Monday, July 24, 2017

Factor Analysis

https://blog.dominodatalab.com/how-to-do-factor-analysis/


Factor Analysis and its difference from Principal Component Analysis (PCA)

Factor analysis aims to give insight into the latent variables that are behind people's behavior and the choices that they make. PCA, on the other hand, is all about the most compact representation of a dataset by picking dimensions that capture the most variance. This distinction can be subtle, but one notable difference is that PCA assumes no error of measurement or noise in the data: all of the 'noise' is folded into the variance capturing.

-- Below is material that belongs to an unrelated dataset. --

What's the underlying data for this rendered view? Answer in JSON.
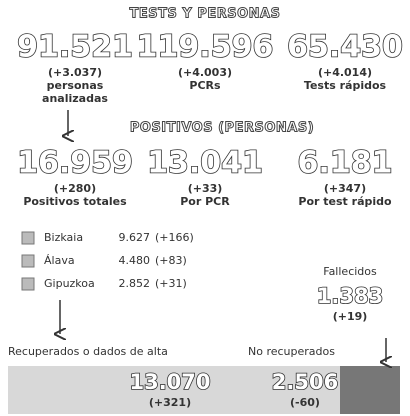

Another important difference is that the number of researcher degrees of freedom, or choices one has to make, is much greater than that of PCA. Not only does one have to choose the number of factors to extract (there are ~10 theoretical criteria which rarely converge), but then decide on the method of extraction (there are ~7), as well as the type of rotation (there are also 7), as well as whether to use a variance or covariance matrix, and so on.

More technically, running a factor analysis is the mathematical equivalent of asking a statistically savvy oracle the following: "Suppose there are N latent variables that are influencing people's choices –tell me how much each variable influence the responses for each item that I see, assuming that there is measurement error on everything". Often times, the 'behavior' or responses that are being analyzed comes in the form of how people answer questions on surveys.


Mathematically speaking, for person i, item j and behavior Yij, Factor analysis seeks to determine the following:

Yij = Wj1 * Fi1 + Wj2 * Fi2 + … + Uij

Where W's are the factor weights or loadings, F's are the factors, and U is the measurement error / the variance that can't be accounted for by the other terms in the equation. The insight of the people who created factor analysis was that this equation is actually a matrix reduction problem.

Types of Factor Analysis

Both exploratory factor analysis (EFA) and confirmatory factor analysis (CFA) are employed to understand shared variance of measured variables that is believed to be attributable to a factor or latent construct. The goal of EFA is to identify factors based on data and to maximize the amount of variance explained. The researcher is not required to have any specific hypotheses about how many factors will emerge, and what items or variables these factors will comprise. If these hypotheses exist, they are not incorporated into and do not affect the results of the statistical analyses.

By contrast, CFA evaluates a priori hypotheses and is largely driven by theory. CFA analyses require the researcher to hypothesize, in advance, the number of factors, whether or not these factors are correlated, and which items/measures load onto and reflect which factors. As such, in contrast to exploratory factor analysis, where all loadings are free to vary, CFA allows for the explicit constraint of certain loadings to be zero.



Checking all the possible correlations of a variable with the others in the set, you can discover that you may have two types of variance:

Unique variance: Some variance is unique to the variable under examination. It cannot be associated to what happens to any other variable.

Shared variance: Some variance is shared with one or more other variables, creating redundancy in the data. Redundancy implies that you can find the same information, with slightly different values, in various features and across many observations.